I do not see how my method would not work with 1450. I used it many times when the culture was known as CL-50.
My method is yeast strain agnostic. Pitching at high krausen makes a significant difference in the number of viable cells that need to be pitched due to the fact that one is not pitching quiescent cells with low or darn near depleted ergosterol and unsaturated fatty acid (UFA) reserves.
With respect to a stir plate producing more viable cells, that's completely bunk. Maximum cell density is maximum cell density. A starter that is stirred and allowed to ferment to completion will contain more cells than a non-stirred starter that is pitched at high krausen, but it will not contain a significantly higher number of viable cells than a starter that is pitched at high krausen, and high krausen cells are in better health; therefore, they experience a shorter lag phase.
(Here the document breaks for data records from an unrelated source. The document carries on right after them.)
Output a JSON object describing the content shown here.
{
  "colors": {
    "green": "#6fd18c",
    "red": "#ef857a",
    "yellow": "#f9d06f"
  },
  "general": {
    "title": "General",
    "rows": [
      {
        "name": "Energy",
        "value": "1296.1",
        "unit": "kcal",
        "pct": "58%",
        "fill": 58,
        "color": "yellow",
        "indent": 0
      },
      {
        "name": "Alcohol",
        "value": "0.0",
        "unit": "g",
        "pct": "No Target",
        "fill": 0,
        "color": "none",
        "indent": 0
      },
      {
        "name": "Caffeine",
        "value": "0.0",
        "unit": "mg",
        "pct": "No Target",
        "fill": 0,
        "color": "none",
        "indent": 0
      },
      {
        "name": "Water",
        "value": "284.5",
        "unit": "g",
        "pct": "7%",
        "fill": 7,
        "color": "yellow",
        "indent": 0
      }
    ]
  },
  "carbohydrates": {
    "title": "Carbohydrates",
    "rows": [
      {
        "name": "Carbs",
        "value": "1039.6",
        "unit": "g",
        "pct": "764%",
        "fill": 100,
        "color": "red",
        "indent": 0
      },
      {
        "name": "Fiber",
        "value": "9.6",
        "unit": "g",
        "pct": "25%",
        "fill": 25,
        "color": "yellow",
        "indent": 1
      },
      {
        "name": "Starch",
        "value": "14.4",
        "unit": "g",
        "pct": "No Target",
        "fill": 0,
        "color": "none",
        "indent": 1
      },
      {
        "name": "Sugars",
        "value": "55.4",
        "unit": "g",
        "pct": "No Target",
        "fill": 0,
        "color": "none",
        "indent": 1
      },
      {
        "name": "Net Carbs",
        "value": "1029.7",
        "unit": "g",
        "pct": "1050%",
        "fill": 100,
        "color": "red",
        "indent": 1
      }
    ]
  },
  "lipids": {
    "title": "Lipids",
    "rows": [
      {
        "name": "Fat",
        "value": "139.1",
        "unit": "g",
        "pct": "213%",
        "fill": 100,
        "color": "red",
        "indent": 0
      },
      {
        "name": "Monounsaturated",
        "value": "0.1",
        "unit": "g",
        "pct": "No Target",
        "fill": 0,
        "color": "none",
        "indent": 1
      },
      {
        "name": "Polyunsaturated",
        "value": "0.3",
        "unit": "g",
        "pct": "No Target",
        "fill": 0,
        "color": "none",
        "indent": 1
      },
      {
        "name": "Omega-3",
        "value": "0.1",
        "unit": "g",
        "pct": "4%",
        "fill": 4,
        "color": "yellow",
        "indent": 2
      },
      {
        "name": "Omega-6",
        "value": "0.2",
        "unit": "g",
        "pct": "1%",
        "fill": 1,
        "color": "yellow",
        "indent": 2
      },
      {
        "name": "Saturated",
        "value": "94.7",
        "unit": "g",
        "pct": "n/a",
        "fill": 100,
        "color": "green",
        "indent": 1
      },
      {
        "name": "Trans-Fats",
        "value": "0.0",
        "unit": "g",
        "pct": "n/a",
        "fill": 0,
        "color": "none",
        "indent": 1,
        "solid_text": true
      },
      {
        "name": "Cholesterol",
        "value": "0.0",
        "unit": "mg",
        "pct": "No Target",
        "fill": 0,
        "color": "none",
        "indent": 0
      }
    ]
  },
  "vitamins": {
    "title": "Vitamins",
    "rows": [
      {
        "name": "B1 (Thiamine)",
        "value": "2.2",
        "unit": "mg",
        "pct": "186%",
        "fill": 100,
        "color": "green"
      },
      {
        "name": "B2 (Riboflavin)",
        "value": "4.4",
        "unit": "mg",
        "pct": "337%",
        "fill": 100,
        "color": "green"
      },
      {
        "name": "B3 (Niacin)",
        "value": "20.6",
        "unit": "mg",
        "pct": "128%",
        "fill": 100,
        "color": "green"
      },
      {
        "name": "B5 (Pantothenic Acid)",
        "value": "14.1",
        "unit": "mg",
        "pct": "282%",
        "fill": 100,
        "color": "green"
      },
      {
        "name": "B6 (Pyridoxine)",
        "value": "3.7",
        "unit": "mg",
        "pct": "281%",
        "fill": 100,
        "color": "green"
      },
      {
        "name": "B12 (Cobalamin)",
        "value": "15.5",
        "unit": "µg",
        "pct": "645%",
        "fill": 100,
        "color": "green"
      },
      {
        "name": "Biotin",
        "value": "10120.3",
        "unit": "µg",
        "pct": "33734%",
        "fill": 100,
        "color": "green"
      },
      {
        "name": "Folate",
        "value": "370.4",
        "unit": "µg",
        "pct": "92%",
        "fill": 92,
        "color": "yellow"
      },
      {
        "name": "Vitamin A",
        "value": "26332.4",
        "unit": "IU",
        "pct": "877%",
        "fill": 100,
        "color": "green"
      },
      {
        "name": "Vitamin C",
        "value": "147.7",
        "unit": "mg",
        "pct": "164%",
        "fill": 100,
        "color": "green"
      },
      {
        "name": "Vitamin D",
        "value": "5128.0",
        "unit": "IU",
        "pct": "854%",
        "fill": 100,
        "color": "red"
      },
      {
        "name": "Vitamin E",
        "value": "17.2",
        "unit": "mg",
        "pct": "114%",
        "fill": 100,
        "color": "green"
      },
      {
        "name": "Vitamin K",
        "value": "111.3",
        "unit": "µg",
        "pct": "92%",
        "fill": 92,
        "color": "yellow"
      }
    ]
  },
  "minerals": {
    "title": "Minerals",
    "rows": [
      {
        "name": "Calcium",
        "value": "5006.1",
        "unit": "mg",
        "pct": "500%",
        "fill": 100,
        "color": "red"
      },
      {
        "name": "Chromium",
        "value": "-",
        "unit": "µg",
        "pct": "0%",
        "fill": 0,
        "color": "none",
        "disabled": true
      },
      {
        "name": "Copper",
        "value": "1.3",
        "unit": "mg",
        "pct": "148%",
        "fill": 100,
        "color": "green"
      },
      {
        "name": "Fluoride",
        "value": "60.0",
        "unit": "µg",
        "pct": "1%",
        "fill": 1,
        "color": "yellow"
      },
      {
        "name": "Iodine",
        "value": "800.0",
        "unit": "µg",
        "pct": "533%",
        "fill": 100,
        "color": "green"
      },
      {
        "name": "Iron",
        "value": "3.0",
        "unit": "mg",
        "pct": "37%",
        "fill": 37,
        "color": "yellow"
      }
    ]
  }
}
The cold hard truth is that stir plates were not designed for, nor are they used in yeast culturing outside of the home brewing community (orbital shakers are used in labs). Their use in home brewing is based on "brewing by buddy," that is, my brewing friend uses a stir plate; therefore, it must be the way to do it. This behavior is no different than "management by magazine" or "management by golf course" in the corporate world.
Yeast cultures grow at a rate of 2N, where N is the amount of time in minutes that have elapsed since the end of the lag phase divided the replication period (approximately 90 minutes for ales), which is why the growth phase is known as the exponential or log phase. Any method that does not increase the viable yeast cell count by a factor of at least two is insignificant. I have yet to see a repeatable published study using a stir plate that produces a two-fold increase in viable cell count over a well-aerated culture.
The reason why a well-shaken starter works as well as it does for being such a low-tech method is because it takes advantage of physics and chemistry. A gas dissolves into a liquid at the interface between the gas and the liquid; hence, surface area is critical to O2 pickup. A gas-liquid foam has a very high specific surface area. By shaking the medium until it is almost all foam, we create an amount of surface area that is impossible to replicate with a stir plate and an Erlenmeyer flask, and we do it at the beginning of fermentation when the O2 load on the medium is highest due ergosterol and UFA synthesis. Bubbling a gas through a liquid with tiny bubbles creates the same kind of effect, but much less efficiently.
The gas-liquid interface shrinks in an Erlenmeyer flask as the volume of media increases. Stirring the culture fast enough to create a vortex increases the size of the interface between the liquid and the gas as well as creates a vacuum that helps to overcome the geometry of an Erlenmeyer flask, but it does so by increasing the amount of shear stress placed on the cells. That's why stirred starters smell off when compared with non-stirred starters. A lot of home brewers mistakenly equate the odor with continuous aeration, but no O2 is entering the flask after the culture starts to outgas. The geometry of an Erlenmeyer flask almost guarantees it, and CO2 dissolves more readily in a liquid than O2.